他的聲音不同於往常,低低的,啞啞的,致命的誘人。
耳朵被他這樣輕咬着,安然只覺得渾身都酥酥麻麻,好癢。
什,什麼吃醋?
感覺他好可怕。
自己永遠都分不清他哪句話是真的,哪句話是假的。
“你離我遠一點……”安然推搡着他。
只可惜這麼嬌小的她,哪裡推得動眼前這個高了自己整整一頭的男人。
“搬到學生宿舍,你是在躲我嗎?”
“……”
“是不是?回答我。”
安然還在爲他隨便刪了自己照片的事情而生氣,“你說得對,我就是不想見到你,就是在躲你!”
“真傷心呢。”嘴上這樣說着,池城嘴角卻依然噙着笑。
他再次捏起安然的下巴。
可是這一次,力氣有些大。
唔,有點疼。
“我很遺憾的通知你,從現在開始,只要你在學校,你就每天都會見到我,我不會給你躲我的機會。”
“你……”安然胸口憋了滿滿的氣。
如果說池城真的討厭她,那麼她搬出了池家,他應該開心不是嗎?
爲什麼還會追她到學校裡來?
安然終於憋不住了,“你是瘋子嗎?!”
“我是。
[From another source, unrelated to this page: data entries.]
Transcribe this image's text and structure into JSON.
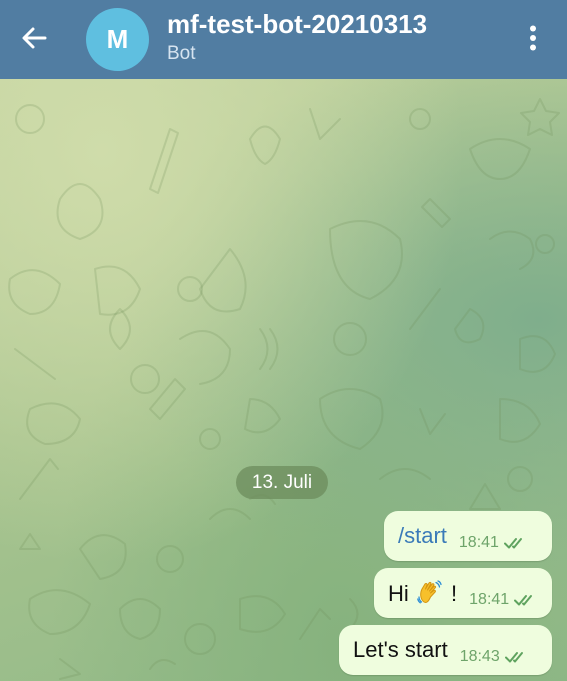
{
  "header": {
    "back_icon": "arrow-left-icon",
    "avatar_letter": "M",
    "title": "mf-test-bot-20210313",
    "subtitle": "Bot",
    "menu_icon": "more-vertical-icon",
    "background_color": "#517da2",
    "avatar_color": "#5fbfe0"
  },
  "chat": {
    "date_separator": "13. Juli",
    "messages": [
      {
        "text": "/start",
        "time": "18:41",
        "status": "read",
        "type": "command"
      },
      {
        "text_before": "Hi",
        "emoji": "waving-hand-icon",
        "text_after": "!",
        "time": "18:41",
        "status": "read"
      },
      {
        "text": "Let's start",
        "time": "18:43",
        "status": "read"
      }
    ],
    "bubble_color": "#effdde",
    "time_color": "#6ea46a",
    "command_color": "#3a7ab8"
  }
}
”池城的俊臉逼近了她,表情玩味,“而且這一面,只有你才能看到。”
說着,池城撩開了她垂落在肩膀上的髮絲,對着她的鎖骨咬了上去。
嘶……好疼!
他是真的在咬!
“記住這種痛,這是對你的懲罰。”池城慢條斯理的站了起來,伸出手撥弄了一下安然有些微亂的劉海,“下一次再惹我生氣,就不會這麼簡單的放過你了。小然然,你要乖,嗯?”
???
生氣?
他在生什麼氣?
該生氣的人,難道不應該是她嗎?!
簡直莫名其妙!
安然不知道哪裡來的力氣,猛地推開了他,打開辦公室的門跑了出去。
放學後。
夕顏和安然相約一起去唱。
吼了一個多小時,再加上期間一直在喝啤酒。
夕顏感覺自己的頭暈乎乎的。
她將啤酒扣在了桌子上,小臉通紅,激動的開口,“你說世界上爲什麼會有歐爵這種人?簡直太可惡了!”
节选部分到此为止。